Frank Borzage's Song o' My Heart, from 1930, is Fox's attempt to concoct a vehicle for Irish tenor John McCormack. McCormack was one of the top recording stars and concert draws of the day. His repertoire ranged from traditional Irish ballads to opera. Fox paid him 500,000 clams and he liked Hollywood enough to buy an estate there. However, the film is a slipshod affair. I guess Fox figured they had already shelled out enough on this project, so every expense was spared. The story is drivel and the acting is horrid. The version on Tubi is mostly silent with 14 songs. Other, all talking, versions exist, but a 70 mm print is presumed lost forever. A half dozen of the musical numbers were taken from a recital, so this is one static picture. Featured are Alice Joyce, Maureen O'Sullivan (an Irish discovery by Borzage), John Garrick, and J. Farrell MacDonald, billed here without the J. Unless you want to see what McCormack looked like while performing, this is eminently skippable.

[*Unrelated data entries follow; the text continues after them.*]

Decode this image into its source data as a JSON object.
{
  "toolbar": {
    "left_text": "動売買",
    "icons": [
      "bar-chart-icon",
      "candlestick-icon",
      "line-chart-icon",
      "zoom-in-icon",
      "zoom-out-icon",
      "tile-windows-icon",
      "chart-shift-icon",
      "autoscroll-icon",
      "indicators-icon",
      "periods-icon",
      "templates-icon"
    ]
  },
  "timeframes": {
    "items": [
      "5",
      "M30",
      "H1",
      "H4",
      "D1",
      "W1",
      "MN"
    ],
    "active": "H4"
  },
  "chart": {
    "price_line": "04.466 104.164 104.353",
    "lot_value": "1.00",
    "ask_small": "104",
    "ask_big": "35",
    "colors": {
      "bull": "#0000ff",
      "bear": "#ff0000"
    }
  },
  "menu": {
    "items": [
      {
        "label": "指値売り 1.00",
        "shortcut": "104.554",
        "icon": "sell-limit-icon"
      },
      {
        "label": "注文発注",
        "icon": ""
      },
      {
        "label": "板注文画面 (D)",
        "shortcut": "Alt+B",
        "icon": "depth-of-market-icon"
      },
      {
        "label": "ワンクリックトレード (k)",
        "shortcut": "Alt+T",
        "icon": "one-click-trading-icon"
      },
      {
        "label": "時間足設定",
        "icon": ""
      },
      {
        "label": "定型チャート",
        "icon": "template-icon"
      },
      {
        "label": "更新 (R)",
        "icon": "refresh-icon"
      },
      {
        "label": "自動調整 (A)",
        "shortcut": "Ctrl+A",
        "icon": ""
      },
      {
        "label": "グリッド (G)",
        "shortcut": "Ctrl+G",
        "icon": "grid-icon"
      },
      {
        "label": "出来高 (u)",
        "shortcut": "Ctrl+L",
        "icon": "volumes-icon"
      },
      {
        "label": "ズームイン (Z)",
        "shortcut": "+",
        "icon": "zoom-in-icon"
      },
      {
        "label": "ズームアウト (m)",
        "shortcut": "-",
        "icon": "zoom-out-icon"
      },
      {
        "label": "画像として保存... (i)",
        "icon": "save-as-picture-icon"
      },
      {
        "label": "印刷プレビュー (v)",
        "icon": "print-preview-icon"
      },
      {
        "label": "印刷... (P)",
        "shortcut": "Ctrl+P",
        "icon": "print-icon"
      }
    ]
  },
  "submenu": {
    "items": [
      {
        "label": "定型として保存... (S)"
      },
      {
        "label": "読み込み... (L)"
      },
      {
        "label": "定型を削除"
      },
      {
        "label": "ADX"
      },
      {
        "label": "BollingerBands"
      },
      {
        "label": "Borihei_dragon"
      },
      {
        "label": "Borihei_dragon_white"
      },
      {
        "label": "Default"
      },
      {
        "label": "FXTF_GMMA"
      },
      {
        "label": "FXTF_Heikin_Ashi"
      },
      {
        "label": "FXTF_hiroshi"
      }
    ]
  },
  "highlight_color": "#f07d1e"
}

Even with its commercials, I can't think of a better streamer for budding cinephiles than the free, for now, Tubi. Right now you can watch scores of films by DW Griffith, John Ford, Sergei Eisenstein, Kenji Mizoguchi, Alfred Hitchcock, Luis Buñuel, Stanley Kubrick, Akira Kurosawa, Francois Truffaut, Orson Welles, Fritz Lang, Ingmar Bergman, David Cronenberg, Werner Herzog, Blake Edwards, Ernst Lubitsch, etc. I think Tubi has a better lineup of classic films than any streamer, including The Criterion channel. Also check out these classics currently streaming on Tubi: Godard's Contempt, Chabrol's This Man Must Die, Brian de Palma's Sisters, Franju's Eyes Without a Face, Carol Reed's The Third Man, Dryer's The Passion of Joan of Arc, Jarmusch's Dead Man, Andre de Toth's Pitfall, GW Pabst's The Diary of a Lost Girl, Sirk's A Scandal in Paris, Zhang Yimou's Shadow, Bigelow's Point Break, Clive Donner's What's New Pussycat, Melville's Le Samourai, Rossellini's Journey to Italy, Davies' A Quiet Passion, Friedkin's To Live and Die in LA, Siegel's The Lineup, Leni's The Man Who Laughs, Tarkovsky's Solaris, Rush's The Stunt Man, Marquand's Eye of the Needle, Lynch's Eraserhead, Margarethe von Trotta's Sheer Madness, Stroheim's Greed, Borzage's A Farewell to Arms, Chaplin's The Gold Rush, Keaton's Our Hospitality, and many more. A cinematic feast awaits.